In posting pictures, Instagram users typically do not disclose safety information and education, which is incredibly dangerous to those who may be inspired to visit the National Parks. Visiting the national parks is overwhelming, and if not properly equipped and educated, visiting the National Parks can be life-threatening.

Despite the wildlife, there are several other instances where people can be seriously hurt and simultaneously endanger the wildlife around them. The El Dorado fire in 2020 started due to a pyrotechnic that misfired during a gender reveal party, a type of party popularized by Instagram. This wildfire burned more than 22,500 acres of land and killed 31 people.

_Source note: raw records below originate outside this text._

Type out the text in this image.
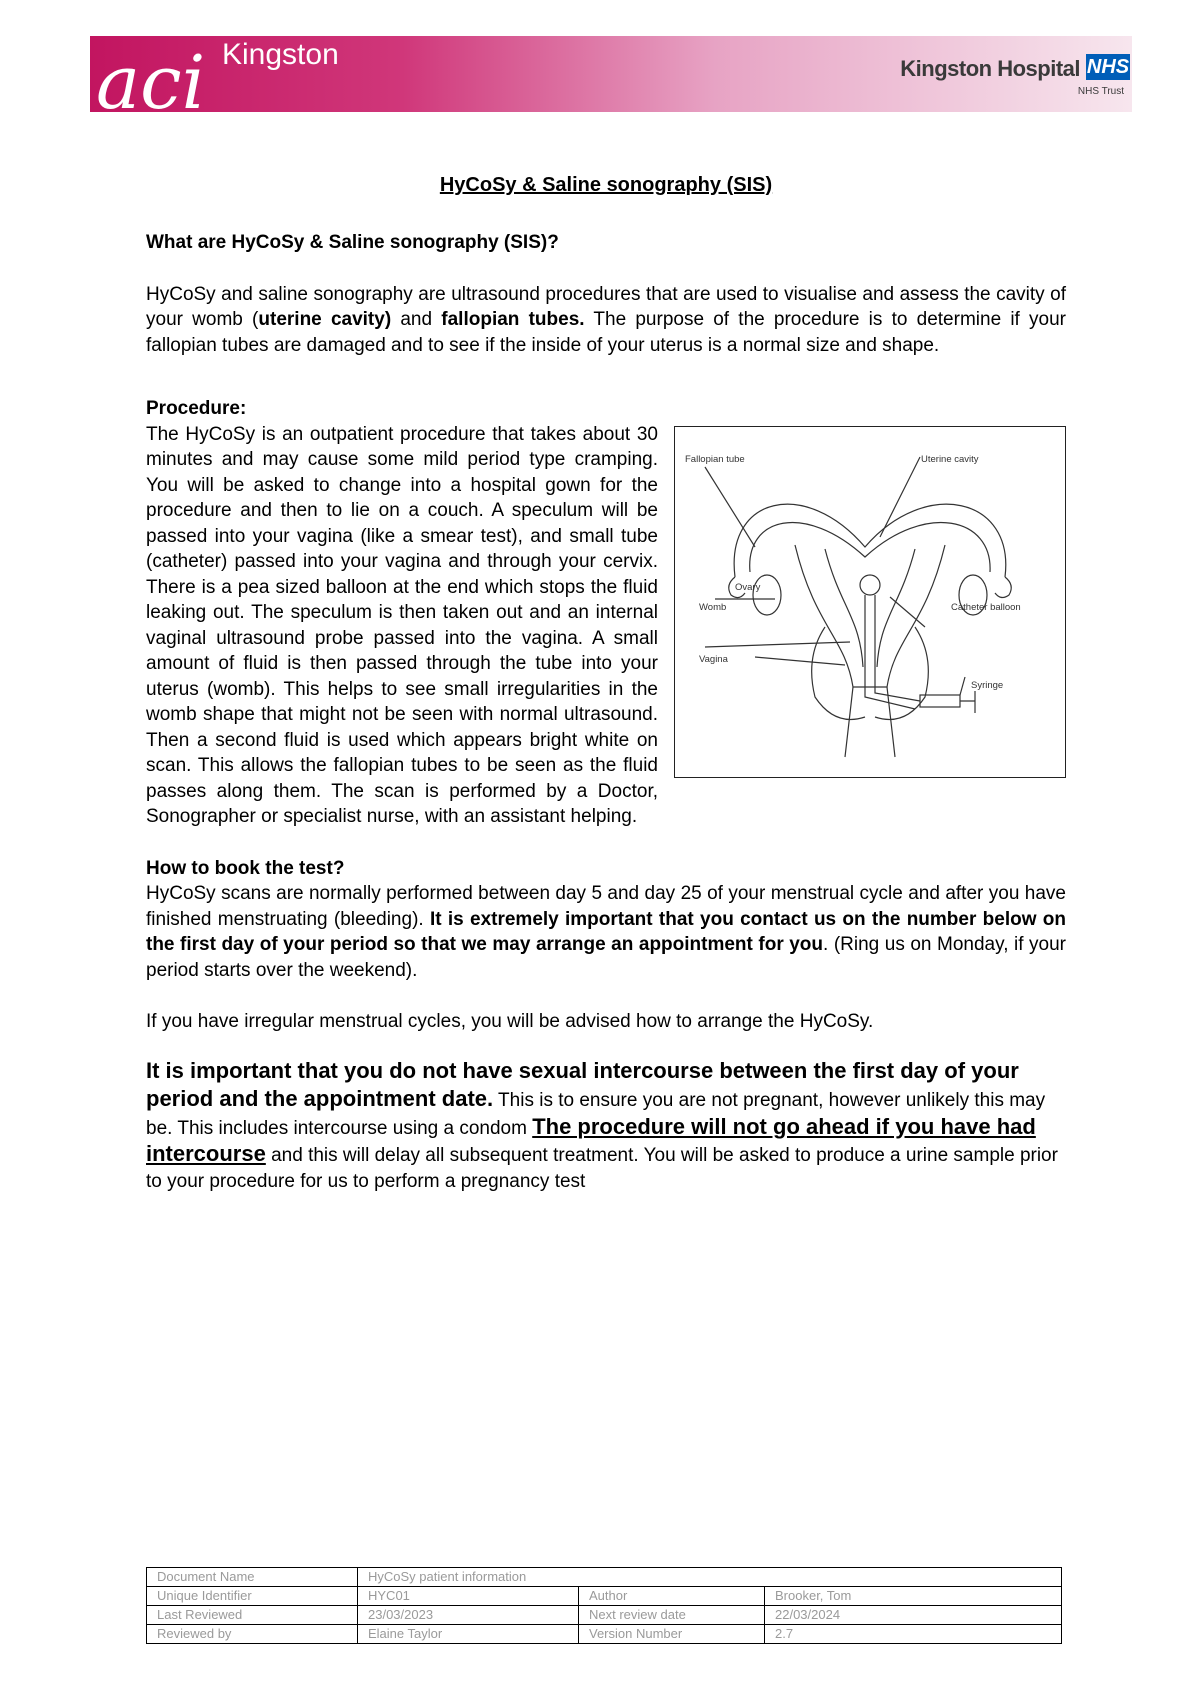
Kingston
aci	Kingston Hospital NHS
NHS Trust
HyCoSy & Saline sonography (SIS)
What are HyCoSy & Saline sonography (SIS)?

HyCoSy and saline sonography are ultrasound procedures that are used to visualise and assess the cavity of your womb (uterine cavity) and fallopian tubes. The purpose of the procedure is to determine if your fallopian tubes are damaged and to see if the inside of your uterus is a normal size and shape.

Procedure:
Fallopian tube	Uterine cavity
Ovary
Womb	Catheter balloon
Vagina
Syringe

The HyCoSy is an outpatient procedure that takes about 30 minutes and may cause some mild period type cramping. You will be asked to change into a hospital gown for the procedure and then to lie on a couch. A speculum will be passed into your vagina (like a smear test), and small tube (catheter) passed into your vagina and through your cervix. There is a pea sized balloon at the end which stops the fluid leaking out. The speculum is then taken out and an internal vaginal ultrasound probe passed into the vagina. A small amount of fluid is then passed through the tube into your uterus (womb). This helps to see small irregularities in the womb shape that might not be seen with normal ultrasound. Then a second fluid is used which appears bright white on scan. This allows the fallopian tubes to be seen as the fluid passes along them. The scan is performed by a Doctor, Sonographer or specialist nurse, with an assistant helping.

How to book the test?

HyCoSy scans are normally performed between day 5 and day 25 of your menstrual cycle and after you have finished menstruating (bleeding). It is extremely important that you contact us on the number below on the first day of your period so that we may arrange an appointment for you. (Ring us on Monday, if your period starts over the weekend).

If you have irregular menstrual cycles, you will be advised how to arrange the HyCoSy.

It is important that you do not have sexual intercourse between the first day of your period and the appointment date. This is to ensure you are not pregnant, however unlikely this may be. This includes intercourse using a condom The procedure will not go ahead if you have had intercourse and this will delay all subsequent treatment. You will be asked to produce a urine sample prior to your procedure for us to perform a pregnancy test

Document Name	HyCoSy patient information		
Unique Identifier	HYC01	Author	Brooker, Tom
Last Reviewed	23/03/2023	Next review date	22/03/2024
Reviewed by	Elaine Taylor	Version Number	2.7
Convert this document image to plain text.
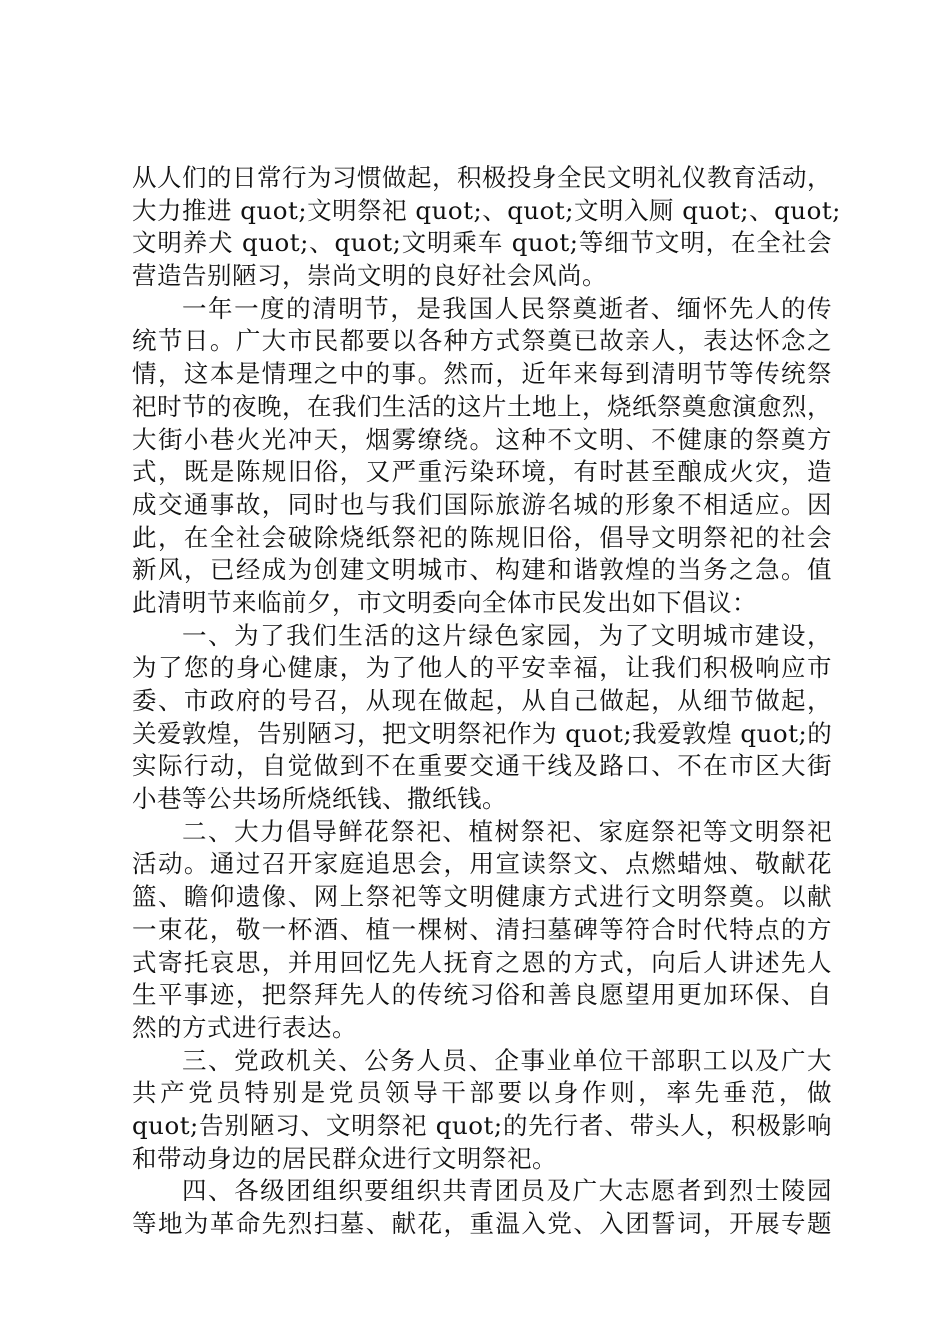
从人们的日常行为习惯做起，积极投身全民文明礼仪教育活动，
大力推进 quot;文明祭祀 quot;、quot;文明入厕 quot;、quot;
文明养犬 quot;、quot;文明乘车 quot;等细节文明，在全社会
营造告别陋习，崇尚文明的良好社会风尚。
一年一度的清明节，是我国人民祭奠逝者、缅怀先人的传
统节日。广大市民都要以各种方式祭奠已故亲人，表达怀念之
情，这本是情理之中的事。然而，近年来每到清明节等传统祭
祀时节的夜晚，在我们生活的这片土地上，烧纸祭奠愈演愈烈，
大街小巷火光冲天，烟雾缭绕。这种不文明、不健康的祭奠方
式，既是陈规旧俗，又严重污染环境，有时甚至酿成火灾，造
成交通事故，同时也与我们国际旅游名城的形象不相适应。因
此，在全社会破除烧纸祭祀的陈规旧俗，倡导文明祭祀的社会
新风，已经成为创建文明城市、构建和谐敦煌的当务之急。值
此清明节来临前夕，市文明委向全体市民发出如下倡议：
一、为了我们生活的这片绿色家园，为了文明城市建设，
为了您的身心健康，为了他人的平安幸福，让我们积极响应市
委、市政府的号召，从现在做起，从自己做起，从细节做起，
关爱敦煌，告别陋习，把文明祭祀作为 quot;我爱敦煌 quot;的
实际行动，自觉做到不在重要交通干线及路口、不在市区大街
小巷等公共场所烧纸钱、撒纸钱。
二、大力倡导鲜花祭祀、植树祭祀、家庭祭祀等文明祭祀
活动。通过召开家庭追思会，用宣读祭文、点燃蜡烛、敬献花
篮、瞻仰遗像、网上祭祀等文明健康方式进行文明祭奠。以献
一束花，敬一杯酒、植一棵树、清扫墓碑等符合时代特点的方
式寄托哀思，并用回忆先人抚育之恩的方式，向后人讲述先人
生平事迹，把祭拜先人的传统习俗和善良愿望用更加环保、自
然的方式进行表达。
三、党政机关、公务人员、企事业单位干部职工以及广大
共产党员特别是党员领导干部要以身作则，率先垂范，做
quot;告别陋习、文明祭祀 quot;的先行者、带头人，积极影响
和带动身边的居民群众进行文明祭祀。
四、各级团组织要组织共青团员及广大志愿者到烈士陵园
等地为革命先烈扫墓、献花，重温入党、入团誓词，开展专题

National parks are crucial to preserving wildlife, and while there have been many irresponsible instances of human ignorance, ignorance can be fixed through education. 

“Leave No Trace” is an educational organization that focuses on informing people on issues related to the great outdoors. By working closely with the national parks, “Leave No Trace” starts to solve problems that come due to the increased popularity online. They work to solve pollution, misinformation and other damaging practices in the outdoors.

There is no question of social media’s significant impact on people’s perception of nature, so it is essential to know how to navigate being outdoors to respect and experience nature. 

There are seven principles to know and follow when in outdoor spaces: plan ahead; prepare, travel and camp on durable surfaces; dispose of waste properly; leave what you find; minimize campfire impacts; respect wildlife; and be considerate of other visitors. 

Increased popularity for the national parks is not inherently a negative thing. According to the National Park Service Act of 1916, the National Park Service was created to “conserve the scenery and the natural and historic objects and the wildlife therein and … leave them unimpaired for the enjoyment of future generations.”

The parks are meant to be enjoyed and allow people to connect with nature, but they are not an excuse for people to endanger themselves and others for the sake of a selfie.